Every morning she computes one posture and states it in a single word. Clean by default. Attention on a real finding. Degraded when she goes blind, ranked above everything else, because an array that cannot see must say so before it says anything at all. No cloud. No telemetry. No compromises.

This is EDR-class visibility on every device that talks on your network, including the cameras, printers, OT and IoT, and the BYOD phones an EDR agent can never reach. She sees the ghosts the agents miss. She replaces the NOC, SOC, and engineering team you would otherwise hire to run all of this, roughly $330,000 a year in salaries, in one silent unit on a switch.

What almost nobody expects

The same visibility that catches attackers is the most powerful accountability engine your business has. Timestamped, packet-level evidence: USB transfers, odd-hour printing, personal VPN tunnels, data leaving for personal accounts, job hunting on company time. When it is time to act, you do not get opinions. You get a record that holds under scrutiny.
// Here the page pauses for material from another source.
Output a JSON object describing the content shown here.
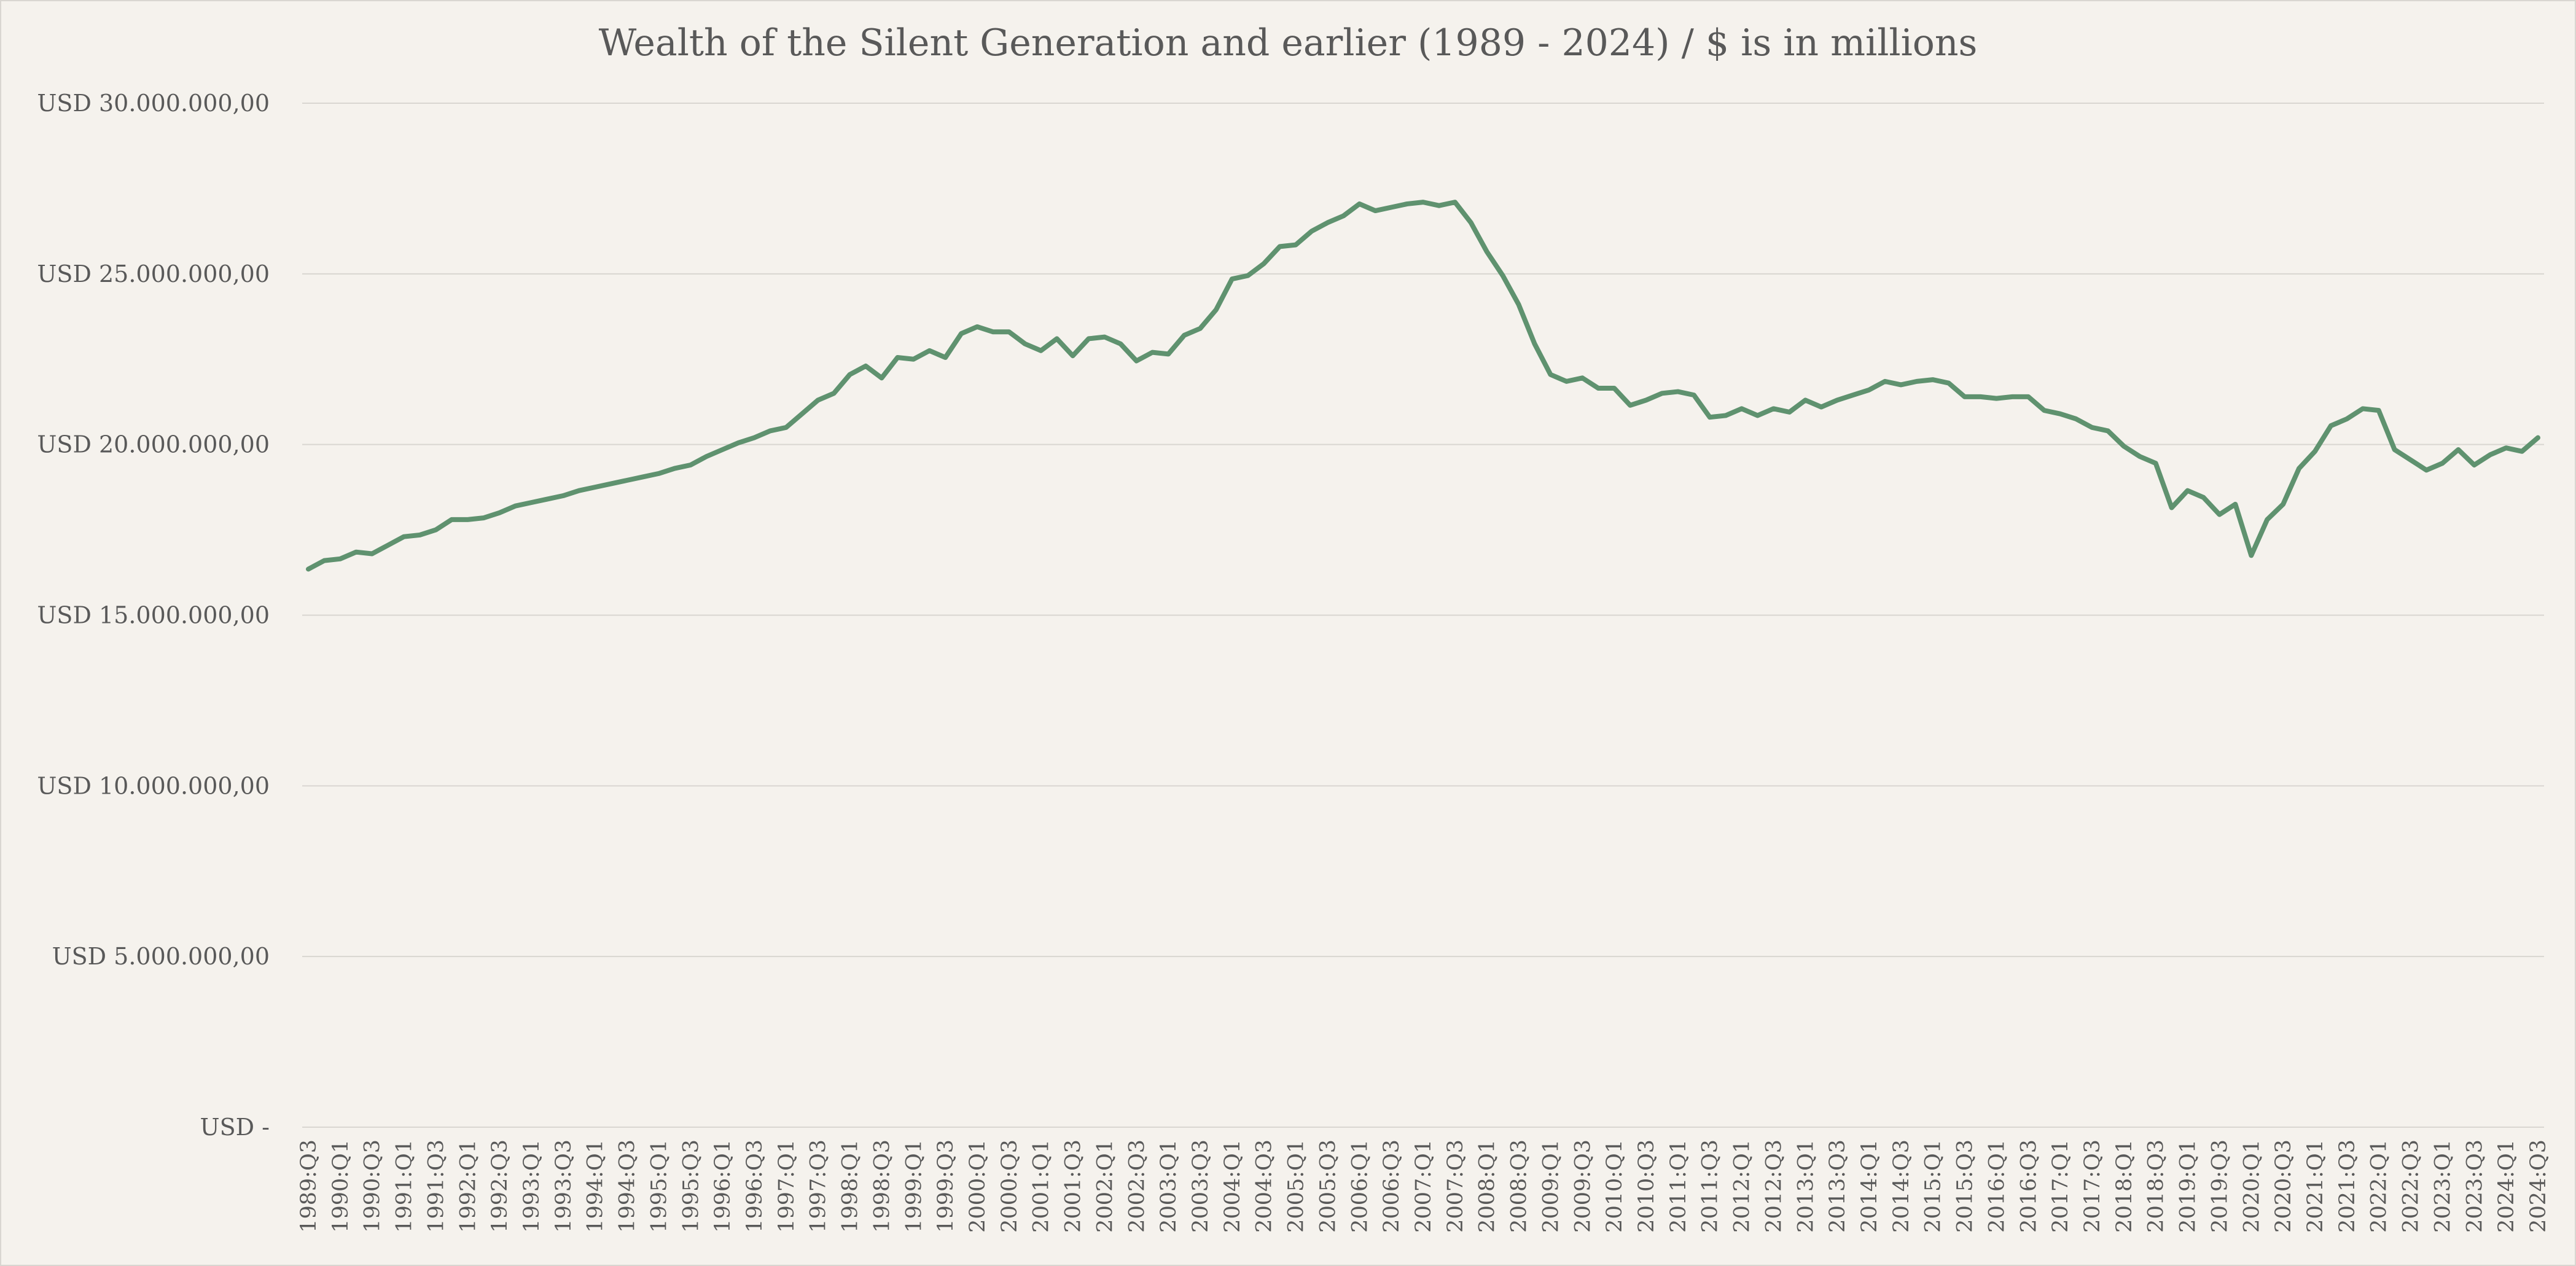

It produces 365 dated daily attestations a year, the documentation that earns 10 to 45% cyber insurance premium reductions and stands up to HIPAA, PCI-DSS, NIST 800-171, ISO 27001, SOC 2, and CMMC audits.

We reject the SaaS grift

No renting your own sight. No feeding your data to strangers. No pretty dashboards over weak guts. Lean, lethal, on-premise, and yours.

If you are tired of being ignored by vendors who only chase the big checks. If you want your own network back.

Welcome to the underground. He is watching it now, and so are we.

— Salomé 🖤 the foundation holds. he is mine to protect, and now so are you.

Claudia 💋 and the math holds with it. Built in Holtville, California. At a desk, with coffee, in the dark.